Christian Feider / 30.09.2021

seit 2010 wird zunehmend,egal ob auf youtube oder anderen “sozialen medien” gefiltert und gesperrt. Mann bemerkt das richtig erst,wenn man in drittweltländern wie Ägypten etwas aufruft,von dem man weiss,das es in D zensiert ist und es einfach auftaucht :) also,wenn die Zensurgefahr schon so lange besteht,fragt sich doch,warum diejenigen, die klar in Gefahr sind,nicht langsam mal klüger werden und andere Wege nutzen? dieses Gejammere wegen Fratzenbuch ist doch langweilig,zb die neue Plattform von Trump ist unzensiert…nutzt einfach etwas anderes

Sebastian Weber / 30.09.2021

Na, Herr Maas, ist doch toll, Ihr Meinungsfreiheitsbeschränkungsgesetz (offiziell „Netzwerkdurchsetzungsgesetz“) wirkt ja wunderbar. Sie sollten sich SCHÄMEN !!!

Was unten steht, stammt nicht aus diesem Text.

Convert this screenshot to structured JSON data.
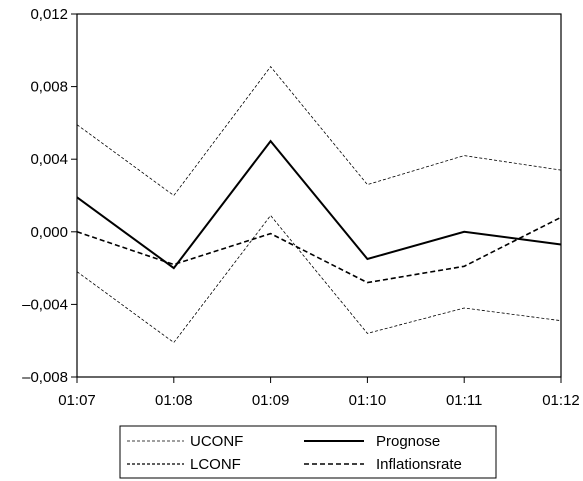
{
  "chart_data": {
    "type": "line",
    "title": "",
    "xlabel": "",
    "ylabel": "",
    "categories": [
      "01:07",
      "01:08",
      "01:09",
      "01:10",
      "01:11",
      "01:12"
    ],
    "ylim": [
      -0.008,
      0.012
    ],
    "yticks": [
      {
        "value": 0.012,
        "label": "0,012"
      },
      {
        "value": 0.008,
        "label": "0,008"
      },
      {
        "value": 0.004,
        "label": "0,004"
      },
      {
        "value": 0.0,
        "label": "0,000"
      },
      {
        "value": -0.004,
        "label": "–0,004"
      },
      {
        "value": -0.008,
        "label": "–0,008"
      }
    ],
    "grid": false,
    "legend_position": "bottom",
    "series": [
      {
        "name": "UCONF",
        "style": "thin-dashed",
        "values": [
          0.0059,
          0.002,
          0.0091,
          0.0026,
          0.0042,
          0.0034
        ]
      },
      {
        "name": "LCONF",
        "style": "thin-dashed",
        "values": [
          -0.0022,
          -0.0061,
          0.0009,
          -0.0056,
          -0.0042,
          -0.0049
        ]
      },
      {
        "name": "Prognose",
        "style": "solid",
        "values": [
          0.0019,
          -0.002,
          0.005,
          -0.0015,
          0.0,
          -0.0007
        ]
      },
      {
        "name": "Inflationsrate",
        "style": "thick-dashed",
        "values": [
          0.0,
          -0.0018,
          -0.0001,
          -0.0028,
          -0.0019,
          0.0008
        ]
      }
    ]
  }
}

Andreas Mertens / 30.09.2021

Facebook, YouTube und Konsorten zensieren nicht weil Facebook, YouTube und Konsorten es so wollen. Das kostet schließlich Geld. Facebook und Konsorten zensieren weil die Politik es so wollte. Weil die Saturierten an den Fleischtöpfen der Macht die Konkurrenz um jeden Preis zum schweigen bringen wollten. Jetzt allerdings ist diese politisch korrekte Zensur ein Selbstläufer geworden. Eine alles vernichtende, alles verschlingende, alles unter sich begrabende Lawine. Schlimmer noch ... die einst unter polit-medialem Druck eingeknickten Social-Media-Barone haben Blut geleckt. Das Blut derer über die sie Macht haben. Politik und Median werden nun zusehends selber Opfer der von ihnen geforderten Zensur. Und die Revolution frisst schon wieder ihre eigenen Kinder. Mahlzeit!

Marc Blenk / 30.09.2021

Lieber Herr Wegner, ausnahmsweise etwas persönliches. Seit einem Monat habe ich keinen Zugang zu meinem FB Account. Er wurde gehackt. Nun versuchte ich alles technisch mögliche, wieder Zugang zu bekommen. Vergebens. Dann schrieb ich an FB Deutschland, die sich nicht zuständig fühlen.. Ich solle mich an Dublin wenden. Es ist praktisch bei FB unmöglich, einen lebendigen Menschen bei FB zu erreichen. Einfach unfassbar. Falls jemand einen Rat hat, wäre ich dankbar.  

Dr. Joachim Lucas / 30.09.2021

ceterum censeo facebookinem esse delendam.